Bishops of the Diocese of North Carolina Respond to Recent Events: "Things must change."
The last several days have had no shortage of stories and images to disturb and trouble us deeply. Yesterday, we saw yet another example, when peaceful protesters were disbanded with tear gas so that our president could have a photo op before a church - an Episcopal church. In the hours that followed, church leaders - including Presiding Bishop Michael Curry and Bishop Mariann Budde - publicly and clearly denounced these actions. We stand with them in these rebukes, and we would do so no matter the denomination of the worship space in the background or the party affiliation of the president. This is not a partisan matter. There is no way, as Christians or any other person of faith, to justify the infliction of pain and harm on others, let alone to do so in the interest of publicity.
We understand the anger these days are invoking; it is anger we share. Things must change. If we are to enact change, we must channel our anger into intentional, prayerful responses. And there are constructive ways in which every one of us can respond.
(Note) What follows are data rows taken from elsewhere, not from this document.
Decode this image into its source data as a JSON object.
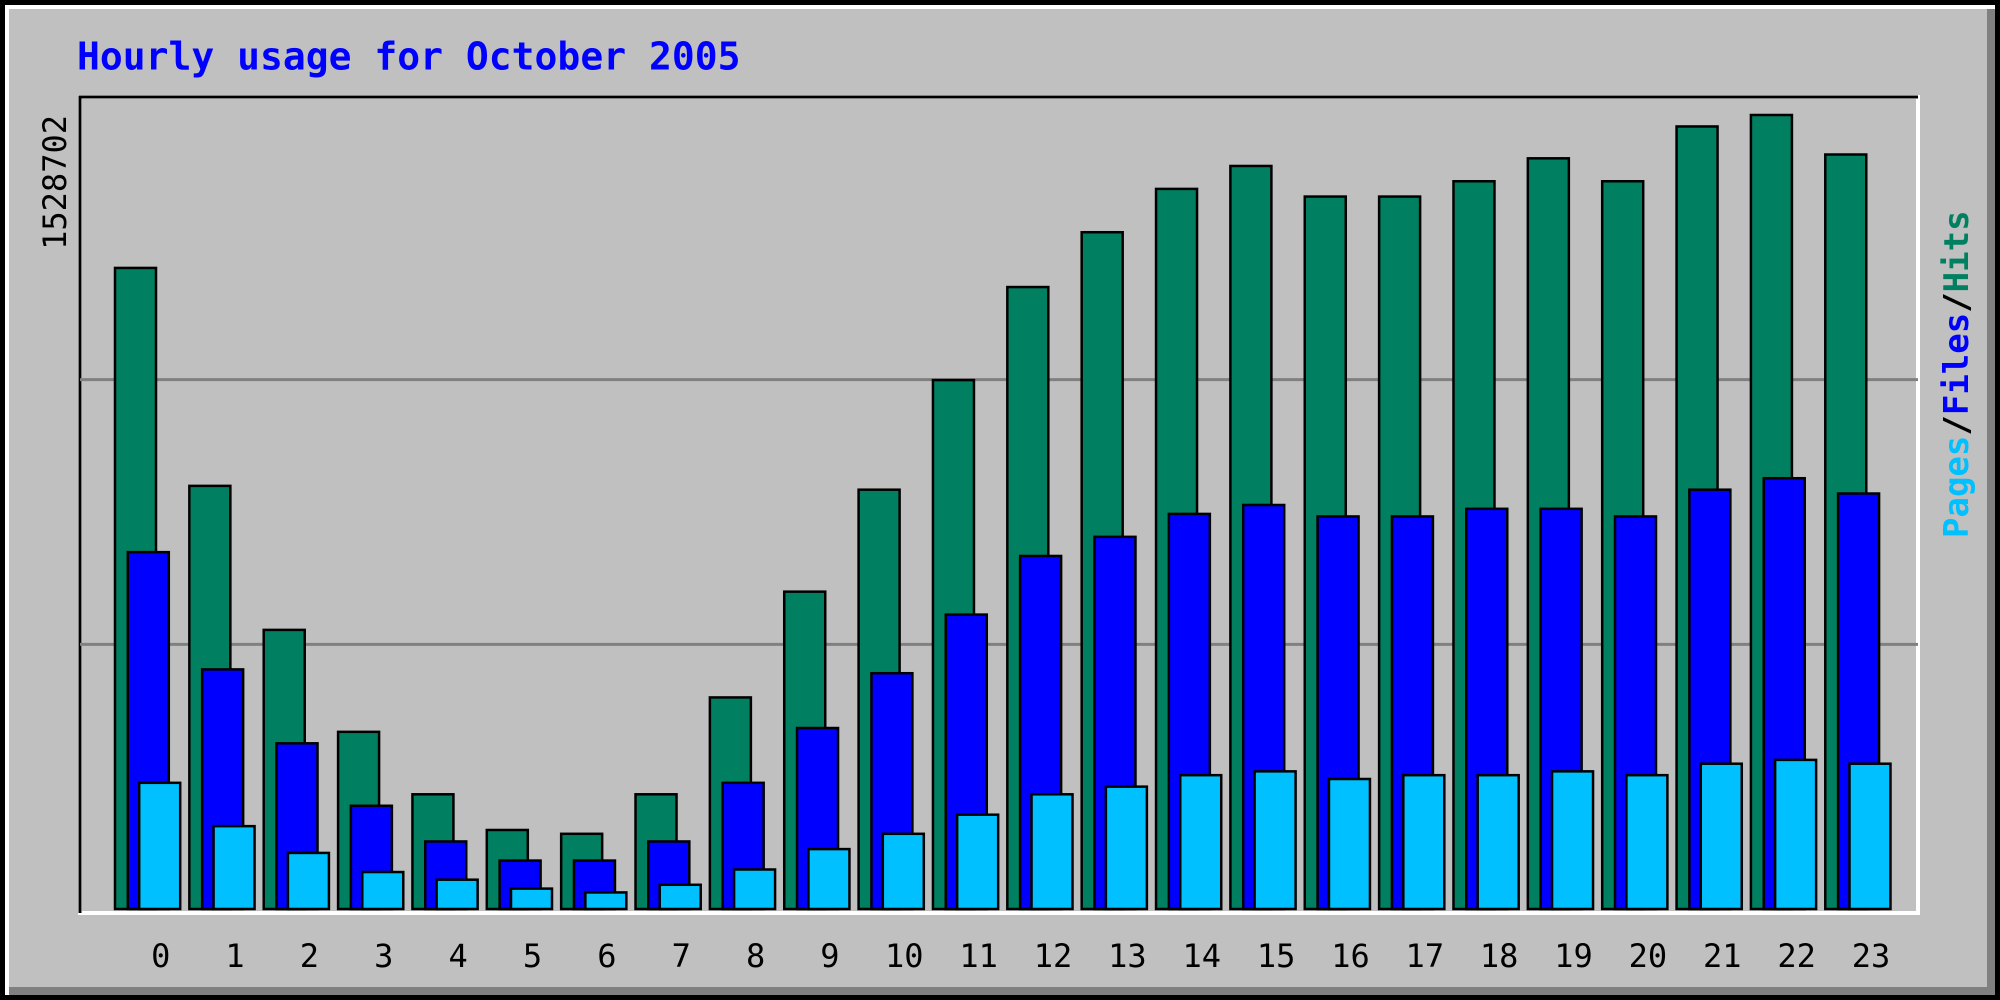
{
  "chart_data": {
    "type": "bar",
    "title": "Hourly usage for October 2005",
    "categories": [
      "0",
      "1",
      "2",
      "3",
      "4",
      "5",
      "6",
      "7",
      "8",
      "9",
      "10",
      "11",
      "12",
      "13",
      "14",
      "15",
      "16",
      "17",
      "18",
      "19",
      "20",
      "21",
      "22",
      "23"
    ],
    "series": [
      {
        "name": "Hits",
        "color": "#008060",
        "values": [
          1234260,
          814660,
          537380,
          341080,
          220840,
          152140,
          144770,
          220840,
          407330,
          611000,
          807300,
          1018330,
          1197450,
          1302970,
          1386400,
          1430570,
          1371670,
          1371670,
          1401120,
          1445290,
          1401120,
          1506630,
          1528702,
          1452650
        ]
      },
      {
        "name": "Files",
        "color": "#0000ff",
        "values": [
          687060,
          461310,
          318990,
          198760,
          130050,
          93240,
          93240,
          130050,
          242930,
          348440,
          453950,
          566830,
          679700,
          716510,
          760680,
          777850,
          755770,
          755770,
          770490,
          770490,
          755770,
          807300,
          829380,
          799940
        ]
      },
      {
        "name": "Pages",
        "color": "#00c0ff",
        "values": [
          242930,
          159500,
          107970,
          71160,
          56440,
          39260,
          31900,
          46620,
          76070,
          115330,
          144770,
          181580,
          220840,
          235560,
          257650,
          265010,
          250290,
          257650,
          257650,
          265010,
          257650,
          279730,
          287090,
          279730
        ]
      }
    ],
    "legend_separator": "/",
    "ylim": [
      0,
      1528702
    ],
    "yticks": [
      1528702
    ],
    "grid_divisions": 3,
    "grid": true
  }
}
Acknowledge the role we, as Episcopalians, have played in creating the systems at work today. The Episcopal Church, from Anglicanism’s roots in the British Empire, has historically too often upheld white supremacy and served the interests of the powerful. We have made a commitment, as a Church, to diverge from that historical path and create a new path to follow. To do that we must start from a place of confession, repentance and desire, in the name of Jesus Christ, to atone for our sins and live into the future God wants for all people.
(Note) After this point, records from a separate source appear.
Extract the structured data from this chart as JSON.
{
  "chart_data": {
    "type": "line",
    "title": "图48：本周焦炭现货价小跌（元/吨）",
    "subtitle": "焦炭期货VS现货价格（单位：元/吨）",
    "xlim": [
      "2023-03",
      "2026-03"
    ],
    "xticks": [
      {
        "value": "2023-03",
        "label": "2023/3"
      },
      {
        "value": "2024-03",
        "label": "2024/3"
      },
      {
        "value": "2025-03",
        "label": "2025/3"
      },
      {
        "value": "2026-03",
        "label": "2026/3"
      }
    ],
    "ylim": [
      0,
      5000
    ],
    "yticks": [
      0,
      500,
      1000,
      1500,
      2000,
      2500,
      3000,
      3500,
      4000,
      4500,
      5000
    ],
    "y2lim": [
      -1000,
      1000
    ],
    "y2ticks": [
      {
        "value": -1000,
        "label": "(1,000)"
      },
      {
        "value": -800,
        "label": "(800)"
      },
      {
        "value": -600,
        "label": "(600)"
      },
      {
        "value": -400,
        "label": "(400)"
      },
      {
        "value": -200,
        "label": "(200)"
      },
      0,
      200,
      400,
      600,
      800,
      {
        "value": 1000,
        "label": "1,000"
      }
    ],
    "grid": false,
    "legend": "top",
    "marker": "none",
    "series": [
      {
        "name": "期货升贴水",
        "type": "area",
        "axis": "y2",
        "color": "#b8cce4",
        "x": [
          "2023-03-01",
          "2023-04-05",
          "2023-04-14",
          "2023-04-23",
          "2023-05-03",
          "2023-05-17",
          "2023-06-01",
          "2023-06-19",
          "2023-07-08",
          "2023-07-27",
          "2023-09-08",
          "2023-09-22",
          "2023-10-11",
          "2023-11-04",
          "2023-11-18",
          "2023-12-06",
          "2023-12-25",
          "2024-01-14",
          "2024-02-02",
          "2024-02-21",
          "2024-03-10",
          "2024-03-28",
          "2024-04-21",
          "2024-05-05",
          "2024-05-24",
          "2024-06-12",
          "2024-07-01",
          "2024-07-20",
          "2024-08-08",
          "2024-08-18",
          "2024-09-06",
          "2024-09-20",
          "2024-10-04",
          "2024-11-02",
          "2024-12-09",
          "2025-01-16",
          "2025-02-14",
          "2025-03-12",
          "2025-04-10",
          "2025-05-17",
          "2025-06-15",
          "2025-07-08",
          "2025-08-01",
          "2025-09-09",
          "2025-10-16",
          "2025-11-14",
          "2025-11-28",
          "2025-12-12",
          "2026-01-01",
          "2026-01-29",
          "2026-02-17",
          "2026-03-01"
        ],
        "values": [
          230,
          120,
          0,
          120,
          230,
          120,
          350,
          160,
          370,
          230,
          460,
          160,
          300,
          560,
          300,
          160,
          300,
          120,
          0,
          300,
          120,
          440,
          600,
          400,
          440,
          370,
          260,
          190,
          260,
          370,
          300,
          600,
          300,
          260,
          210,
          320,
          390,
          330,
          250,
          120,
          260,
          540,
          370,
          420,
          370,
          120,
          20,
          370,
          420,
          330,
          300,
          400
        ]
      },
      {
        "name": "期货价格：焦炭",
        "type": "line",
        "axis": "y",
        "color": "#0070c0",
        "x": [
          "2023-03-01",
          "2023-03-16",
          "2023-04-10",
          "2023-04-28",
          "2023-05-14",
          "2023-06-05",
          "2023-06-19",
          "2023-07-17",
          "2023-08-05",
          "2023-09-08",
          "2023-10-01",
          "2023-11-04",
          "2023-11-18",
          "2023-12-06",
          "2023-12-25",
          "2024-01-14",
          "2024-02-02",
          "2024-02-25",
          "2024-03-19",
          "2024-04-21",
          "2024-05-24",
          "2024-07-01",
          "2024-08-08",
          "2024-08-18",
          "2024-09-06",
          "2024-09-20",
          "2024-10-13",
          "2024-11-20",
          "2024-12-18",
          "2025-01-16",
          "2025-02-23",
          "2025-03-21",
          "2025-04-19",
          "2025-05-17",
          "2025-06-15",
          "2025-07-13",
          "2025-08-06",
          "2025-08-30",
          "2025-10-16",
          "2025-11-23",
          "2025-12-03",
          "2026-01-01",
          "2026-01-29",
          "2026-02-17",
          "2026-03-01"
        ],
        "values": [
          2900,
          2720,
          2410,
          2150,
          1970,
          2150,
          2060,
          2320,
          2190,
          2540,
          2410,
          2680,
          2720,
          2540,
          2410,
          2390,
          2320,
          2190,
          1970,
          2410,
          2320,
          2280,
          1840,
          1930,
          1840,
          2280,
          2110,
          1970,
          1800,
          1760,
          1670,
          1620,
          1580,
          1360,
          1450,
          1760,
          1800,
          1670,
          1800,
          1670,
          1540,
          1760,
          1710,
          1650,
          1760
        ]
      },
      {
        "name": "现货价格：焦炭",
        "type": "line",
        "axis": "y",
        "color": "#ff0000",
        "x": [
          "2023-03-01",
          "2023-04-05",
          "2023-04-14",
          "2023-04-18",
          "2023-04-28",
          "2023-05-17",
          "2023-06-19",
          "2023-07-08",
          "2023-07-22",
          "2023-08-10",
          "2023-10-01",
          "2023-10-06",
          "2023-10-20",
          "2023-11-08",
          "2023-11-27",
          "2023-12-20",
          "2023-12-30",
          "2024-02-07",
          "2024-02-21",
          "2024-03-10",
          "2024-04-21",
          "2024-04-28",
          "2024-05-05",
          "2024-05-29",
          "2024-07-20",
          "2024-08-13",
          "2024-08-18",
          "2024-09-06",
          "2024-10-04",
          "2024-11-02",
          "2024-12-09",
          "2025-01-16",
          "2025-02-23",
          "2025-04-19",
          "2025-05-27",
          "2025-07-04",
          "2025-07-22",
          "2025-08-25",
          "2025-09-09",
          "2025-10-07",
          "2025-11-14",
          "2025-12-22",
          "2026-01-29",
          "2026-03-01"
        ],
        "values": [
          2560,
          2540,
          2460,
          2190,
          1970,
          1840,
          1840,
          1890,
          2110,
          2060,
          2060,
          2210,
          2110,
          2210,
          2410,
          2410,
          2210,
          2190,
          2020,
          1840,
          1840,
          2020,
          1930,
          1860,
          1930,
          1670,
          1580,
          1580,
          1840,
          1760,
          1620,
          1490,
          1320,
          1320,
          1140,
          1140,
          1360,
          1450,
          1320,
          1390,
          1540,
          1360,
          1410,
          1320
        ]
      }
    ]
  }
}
Speak out, as our Church leaders have done, and be intentional when you do so. Keep the focus where it needs to be, whether addressing systemic racism in action, abuses of power, the marginalization of populations, and the reality of power systems designed to protect some and threaten or hurt others, including the militarization of police forces, and disrespect for the constitutional right to assemble and protest peacefully. When those around you are talking about everything but those areas of focus, return the conversations to the actual problems and the factors that comprise them.
Read beyond the headlines, and learn all you can to know the whole story. Value first-person accounts of people on the ground, and know the roles actually played by participants. Examples in recent days include the grouping together of peaceful protestors and destructive instigators; they were not one and the same group, and understanding the roles each played makes all the difference in understanding the events of the last few days. Go deeper; do not stop seeking truth.
Work for change in a spirit of prayerful self-examination. Actions can manifest in any number of ways. Direct action, advocacy, education, learning how to be an ally - there is no one step that will “fix” the problems of systemic racism and injustice, so examine the paths that call to you. Above all, in any action you take, listen to and follow the lead of the communities directly impacted by systemic racism and marginalization. Know that being an ally often means stepping out of the spotlight and amplifying the voices of those who are too often silenced.
In everything you do, adhere to the call of our Christian values: that God created a world that God loves beyond measure, that Christ died to redeem the human family, that the Holy Spirit is active in the world’s renewal, that we are called to respect the dignity of every human being crafted in the image of God, and, in doing so, to seek justice and peace. Above all, remember nothing can separate us from God’s all-embracing love.